When a plane makes the transition from one system to the next, the pilot must dial a different frequency and complete a lengthy radio transmission called a handover. Not only that, but different countries have different regulations, so that a plane may have to climb or descend en route simply to stay within controlled airspace (PDF). If the controller in the next system is too busy, then the plane has to wait outside that controller's airspace (or on the ground) for its turn to enter.

None of this has anything to do with operational efficiency, flight safety or pilot workload, but it is the main reason for the delays.

"Traffic in and out of the U.K. will double in the next 12 years," said Richard Wright, a spokesman for Britain's National Air Traffic Services. "Despite the downturn in long-haul since Sept. 11th, there is a rapid growth in intra-European travel driven by the low-cost carriers like easyJet and Ryanair."

A technique known as "reduced vertical separation minima," which cuts vertical spacing between aircraft to as little as 1,000 feet, has increased the amount of traffic that can occupy the same bit of sky, according to the European Reduced Vertical Separation Minimum Programme. But packing more planes into the same airspace is only a stopgap measure.

The long-term fix is to install digital data links between controllers and pilots.

"In busy sectors like Maastricht, 50 percent of controllers' time is spent on handovers," said Tony Whyman, an industry expert from Helios Information Systems.

A system called VDL2 (VHF Data Link 2) can digitize this exchange and, eventually, other routine interactions between pilots and controllers like flight level clearances and trajectory planning.

In effect, it moves air traffic control from a serial model to a parallel one. Today, one controller manages an entire sector because only one person at a time can speak on a given radio frequency. With VDL2, several controllers can monitor the same sector and handle routine instructions using the data link.

"There is a definite shift these days from voice to data; however, the system should allow for both," said Victor Aguado, director general of Eurocontrol, the organization charged with harmonizing Europe's air traffic control system. "If routine communications are processed automatically, then voice can be kept for unusual circumstances and situational awareness."

He said experiments so far indicate that using such a system would reduce delays by more than 40 percent due to a reduction in workload for air traffic controllers.

But there's a problem: Only around 20 aircraft in Europe have VDL2, and at least half the European fleet needs to be equipped before any improvement happens, said Whyman of the Helios Institute.

And, added Whyman, there's no real incentive to be an early adopter and see a rival airline get the benefit without paying anything.

So, the problem may require a political solution.

Eurocontrol is set to make VDL2 mandatory by 2010. More importantly, the European Union is pushing for a "single European sky," which, in more prosaic terms, means consolidating national control zones into a smaller number of rationally planned airspace blocks.
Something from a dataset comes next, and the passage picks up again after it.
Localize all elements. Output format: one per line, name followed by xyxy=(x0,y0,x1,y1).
At present, only one -- centered in Maastricht, Holland -- is operational, but a second is due to come online soon. While some countries resist ceding control of their airspace, others, including Britain, are supportive -- and any consolidation will make it easier to roll out new technology like VDL2.

Wright, of the National Air Traffic Services, said his organization "believes that the sort of significant change that will enable European service providers to meet future demands for air traffic can only come from an international initiative such as single European skies."